You will pursue all this learning not in order to be seen [by others] but rather that you might draw nearer to me. And in all of this, the simpler you become, the more learned you will be. For my light illumines simple hearts.”[5]

   May the same be said of the classical education on offer today.

 [1] William Alsted, Theologia naturalis, II.242, quoted in Petr Pavlas (2023): Up to Five Books of God: The Metaphorical and Theological Background of Herborn Encyclopaedism, Reformation & Renaissance Review, DOI: 10.1080/14622459.2022.2160686.12.

[2] Quoted in Jan Habl, The Restoration of Human Affairs.

[3] Thanks to my friend David Hoffner for this phrase.

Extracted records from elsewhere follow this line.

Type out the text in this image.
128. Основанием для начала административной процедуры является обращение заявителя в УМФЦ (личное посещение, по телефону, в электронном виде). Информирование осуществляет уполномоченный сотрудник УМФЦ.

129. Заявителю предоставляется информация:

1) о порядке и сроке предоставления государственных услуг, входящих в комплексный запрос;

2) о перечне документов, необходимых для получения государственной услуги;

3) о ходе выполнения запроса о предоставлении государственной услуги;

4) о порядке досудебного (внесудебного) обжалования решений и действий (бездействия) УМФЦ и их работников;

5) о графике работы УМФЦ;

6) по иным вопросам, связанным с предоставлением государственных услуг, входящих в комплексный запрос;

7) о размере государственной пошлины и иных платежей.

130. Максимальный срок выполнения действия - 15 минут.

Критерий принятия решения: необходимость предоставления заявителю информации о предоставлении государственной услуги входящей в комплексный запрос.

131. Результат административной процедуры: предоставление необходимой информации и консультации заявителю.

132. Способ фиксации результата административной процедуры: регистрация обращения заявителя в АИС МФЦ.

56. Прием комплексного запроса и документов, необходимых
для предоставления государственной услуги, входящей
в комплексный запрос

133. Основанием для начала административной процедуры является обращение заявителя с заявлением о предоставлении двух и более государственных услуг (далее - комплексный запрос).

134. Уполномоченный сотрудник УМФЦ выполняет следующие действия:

[4] Some of the language in this section is inspired by Anonymous, From Christendom to Apostolic Mission: Pastoral Strategies for an Apostolic Age (University of Mary, 2020), see especially pp. 65-88.

[5] John Comenius, The Labryrinth of the World and the Paradise of the Heart, The Classics of Western Spirituality. Translated and Introduced by Howard Louthan and Andrea Sterk. Preface by Jan Milic Lochman. Paulist Press, 1989, 191.

Dan Olson, MATS, CFRE, directs the Spreading Hope Network, spreading remarkable God-centered education for children of the city, and is managing director of Anselm House, a center for Christian studies at the University of Minnesota. He the author or illustrator of many books for children including The Runaway Sheep and Oh, The Treasures You’ll Know! [He currently serves on the boards of Hope Academy (Minneapolis), the Regent College Foundation, and the Baylor Center for Educational Leadership. He and his wife and four kids live in Minneapolis and are members at Hope Community Church.]